A dozen men are sitting and talking in a makeshift concrete shelter, in the middle of a field. At first glance, they look like a group of local officials. But as the men open up, it’s obvious they’re not discussing regional affairs. This meeting is about hope, fear and everyday problems.
Encouraged by Handicap International, the men are here to express and share their feelings. As the crisis continues to drag on, psychosocial support is one of the organization’s top priorities.
"If you ignore psychological distress, it just gets worse"
“The people we help are often depressed. They’ve lost all hope in the future. They’ve been displaced, their homes have been destroyed, they’ve had traumatic experiences, and, as a result, their mental well-being is critical,” explains Jérémie Zahorski, Handicap International’s Field Coordinator in the governorate.
“If you ignore psychological distress, it just gets worse. Few humanitarian actors provide psychosocial support in Kirkuk. That’s why our work is so important.”
The people who come to these groups are generally expected to attend several sessions on different topics, such disability, violence, dreams, hopes and the problems people face when they have to start their lives again in a new place.
All the men in today's session were displaced from their homes after they fled the fighting in their area and sought refuge in the neighboring governorate. They begin the session by discussing their lives with Handicap International’s psychosocial workers, Chino and Schwan, who listen carefully as the men talk about their problems and explain how important the support of family, friends and the organization is to them.
Chino and Schwan organize various activities to help the men put their emotions into words and to share them with others. Everyone plays an active role in the exercises. The psychosocial workers have won the men’s trust and they now feel comfortable sharing their experiences.

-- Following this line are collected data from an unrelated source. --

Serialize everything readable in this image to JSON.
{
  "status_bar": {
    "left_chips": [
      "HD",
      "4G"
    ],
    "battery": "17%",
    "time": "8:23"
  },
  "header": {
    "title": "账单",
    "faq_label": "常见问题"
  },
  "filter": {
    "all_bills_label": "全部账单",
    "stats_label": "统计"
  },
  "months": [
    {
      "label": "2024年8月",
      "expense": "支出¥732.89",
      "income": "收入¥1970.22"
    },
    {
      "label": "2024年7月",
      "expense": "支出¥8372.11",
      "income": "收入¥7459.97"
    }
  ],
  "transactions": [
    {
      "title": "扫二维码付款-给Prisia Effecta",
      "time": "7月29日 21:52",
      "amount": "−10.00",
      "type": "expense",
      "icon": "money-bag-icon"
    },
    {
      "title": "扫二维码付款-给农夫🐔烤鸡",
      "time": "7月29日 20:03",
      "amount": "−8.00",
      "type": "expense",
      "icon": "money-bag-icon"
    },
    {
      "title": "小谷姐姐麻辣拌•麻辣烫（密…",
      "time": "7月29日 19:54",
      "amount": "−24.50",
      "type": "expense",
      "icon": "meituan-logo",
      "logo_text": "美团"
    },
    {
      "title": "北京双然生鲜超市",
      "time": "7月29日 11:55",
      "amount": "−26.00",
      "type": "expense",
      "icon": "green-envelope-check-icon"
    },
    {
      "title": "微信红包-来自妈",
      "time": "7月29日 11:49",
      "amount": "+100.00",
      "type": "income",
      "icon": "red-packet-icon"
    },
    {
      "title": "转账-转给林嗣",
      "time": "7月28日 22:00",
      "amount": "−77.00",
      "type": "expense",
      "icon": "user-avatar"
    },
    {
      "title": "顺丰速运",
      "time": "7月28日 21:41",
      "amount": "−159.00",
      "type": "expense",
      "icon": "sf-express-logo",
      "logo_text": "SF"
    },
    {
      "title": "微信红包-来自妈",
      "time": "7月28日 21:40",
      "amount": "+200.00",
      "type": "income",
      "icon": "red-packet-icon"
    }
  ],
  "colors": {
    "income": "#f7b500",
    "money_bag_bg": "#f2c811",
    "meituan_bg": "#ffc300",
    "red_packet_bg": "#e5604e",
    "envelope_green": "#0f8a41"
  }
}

Group relaxation to reduce anxiety
Before the session ends, Schwan organizes a relaxation exercise. The goal is to help the men feel calmer and less anxious. Over the course of the sessions, this mental exercise also brings them physical relief and a greater sense of well-being.
Lying on the ground, their eyes closed, they listen to Schwan’s voice and lose themselves in their thoughts. For a few minutes, they forget the fact that they’ve been displaced from their homes and the many hardships they face daily. They focus instead on the present moment and relax. Some even sigh as they let themselves go.
The session ends and the men gently open their eyes again. It’s time for them to leave. Some say they’re already looking forward to the next session. Since it launched its emergency response in Iraq in 2014, Handicap International has enabled nearly 2,000 people to benefit from similar psychosocial support sessions.